«Comuna o nada», era stata la parola d’ordine di Hugo Chávez durante la famosa riunione del Consiglio dei ministri del 20 ottobre del 2012, quella del golpe de timón, dell’energico richiamo a un cambiamento di rotta.

QUEL GIORNO, rivolgendosi al suo vice Maduro, Chávez si era raccomandato: «Nicolás, ti affido questo come ti affiderei la vita: le comuni, lo stato sociale di diritto e di giustizia». Considerate la base territoriale del socialismo del XXI secolo, le comuni sono una delle più rivoluzionarie proposte chaviste di cambiamento «dal basso», per coniugare la dimensione politica del «potere popolare» con quella economica della creazione di imprese di proprietà sociale, verso il controllo dei mezzi di produzione da parte di lavoratori e comunità. L’obiettivo di Chávez è rimasto – por ahora? – a livello di semplice aspirazione. Ma se la nascita dello «Stato comunale» non è apparsa finora una priorità di Maduro (benché abbia indicato, fra gli obiettivi dell’Assemblea Costituente, il potenziamento delle comuni), c’è chi, dal basso, continua a lavorare per tradurre quel sogno in realtà.

È stato questo lo spirito dell’Incontro di solidarietà con il Movimento comunero di Simón Planas, nella comune di El Maizal, che si è chiuso domenica, dopo una riflessione sul progetto di democrazia popolare bolivariana come sistema di governo: «un esercizio di autonomia, di autogestione e di corresponsabilità politica» -si legge nel documento base dell’incontro – in una relazione di tensione permanente, e riconoscimento mutuo, tra potere popolare e governo centrale.

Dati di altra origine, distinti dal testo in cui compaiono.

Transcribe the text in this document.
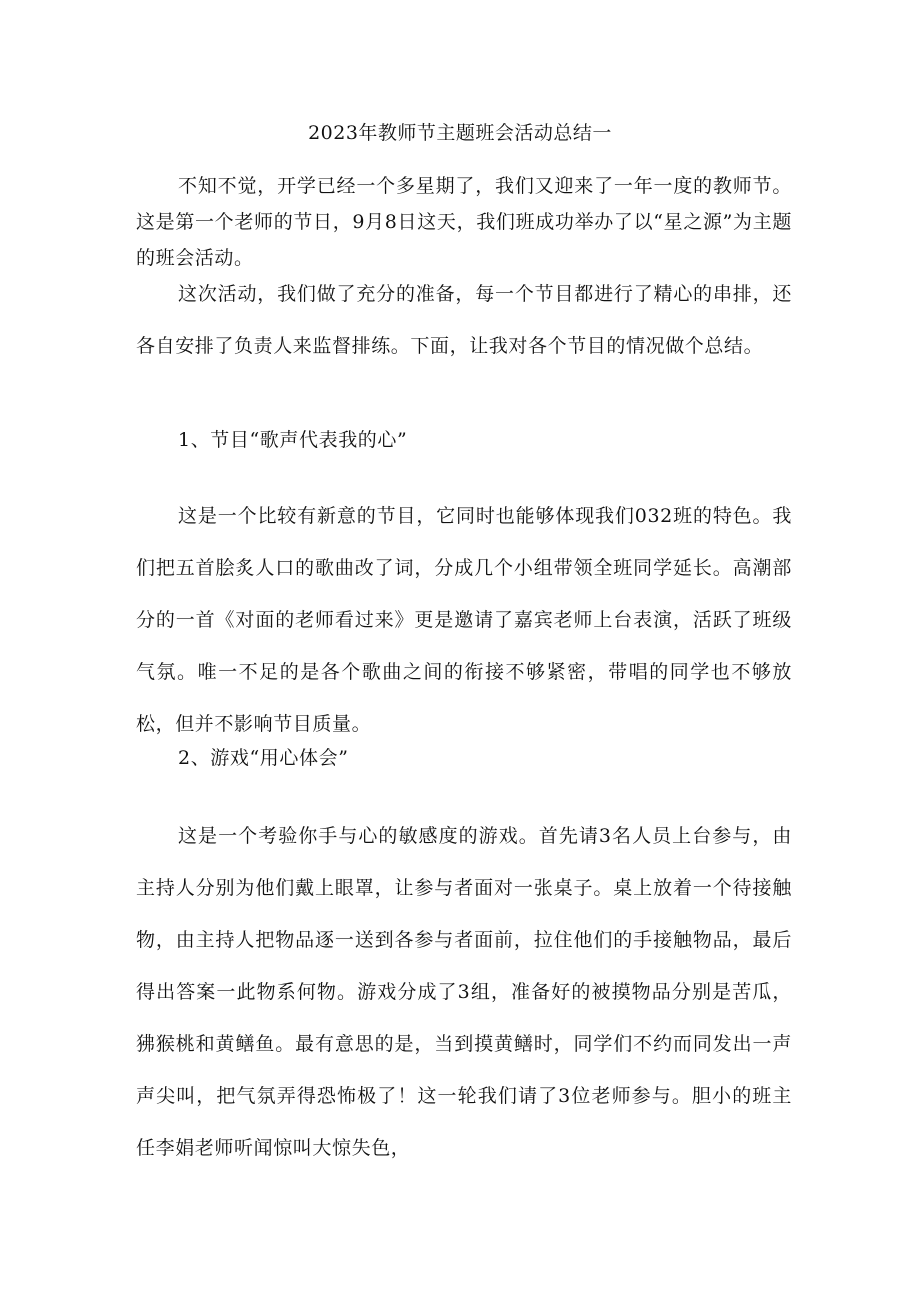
2023年教师节主题班会活动总结一

不知不觉，开学已经一个多星期了，我们又迎来了一年一度的教师节。这是第一个老师的节日，9月8日这天，我们班成功举办了以“星之源”为主题的班会活动。

这次活动，我们做了充分的准备，每一个节目都进行了精心的串排，还各自安排了负责人来监督排练。下面，让我对各个节目的情况做个总结。

1、节目“歌声代表我的心”

这是一个比较有新意的节目，它同时也能够体现我们032班的特色。我们把五首脍炙人口的歌曲改了词，分成几个小组带领全班同学延长。高潮部分的一首《对面的老师看过来》更是邀请了嘉宾老师上台表演，活跃了班级气氛。唯一不足的是各个歌曲之间的衔接不够紧密，带唱的同学也不够放松，但并不影响节目质量。

2、游戏“用心体会”

这是一个考验你手与心的敏感度的游戏。首先请3名人员上台参与，由主持人分别为他们戴上眼罩，让参与者面对一张桌子。桌上放着一个待接触物，由主持人把物品逐一送到各参与者面前，拉住他们的手接触物品，最后得出答案一此物系何物。游戏分成了3组，准备好的被摸物品分别是苦瓜，狒猴桃和黄鳝鱼。最有意思的是，当到摸黄鳝时，同学们不约而同发出一声声尖叫，把气氛弄得恐怖极了！这一轮我们请了3位老师参与。胆小的班主任李娟老师听闻惊叫大惊失色，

Non dunque uno spazio politico subordinato al controllo degli apparati di potere, ma un’istanza per proporre, in dialogo con il governo, «un efficiente programma di amministrazione e di lotta condivisa».

UN SISTEMA individuato come unica via non solo per far fronte alle crescenti aggressioni esterne, ma anche per superare i mali attuali del Paese, a cominciare dalla corruzione, dal burocratismo, dal clientelismo e dal modello capitalista ancora in vigore in Venezuela. Perché, come evidenzia il documento di base, non è attraverso il dialogo con gli imprenditori perseguito finora dal governo Maduro (e votato all’insuccesso), e ancor meno con la restituzione in corso al settore privato di imprese recuperate dallo Stato, che è possibile superare la drammatica scarsità di prodotti essenziali, bensì con la conquista della sovranità alimentare attraverso il controllo locale delle catene di produzione, trasformazione e distribuzione da parte del popolo organizzato.

MA QUANTO TALE STRADA si presenti in salita lo spiega bene proprio il caso del municipio di Simón Planas, nello Stato di Lara, dove, per le elezioni municipali del 10 dicembre scorso, la base aveva deciso di candidare Ángel Prado, leader della comune di El Maizal – un esempio brillante di efficienza produttiva – e membro dell’Assemblea Costituente, il quale aveva superato in maniera netta (57% contro 34%) il candidato ufficiale del partito di governo, il Psuv, Jean Ortiz, per poi vedersi scippare la vittoria dal Consiglio Nazionale Elettorale (con il pretesto della mancata autorizzazione della sua candidatura da parte della giunta direttiva dell’Assemblea Costituente). Da allora gli abitanti del municipio non hanno smesso di lottare per il riconoscimento della vittoria del loro candidato, e per il rispetto di quella che considerano la principale – benché spesso e volentieri calpestata – conquista del chavismo: la subordinazione delle istituzioni dello Stato alla volontà del popolo.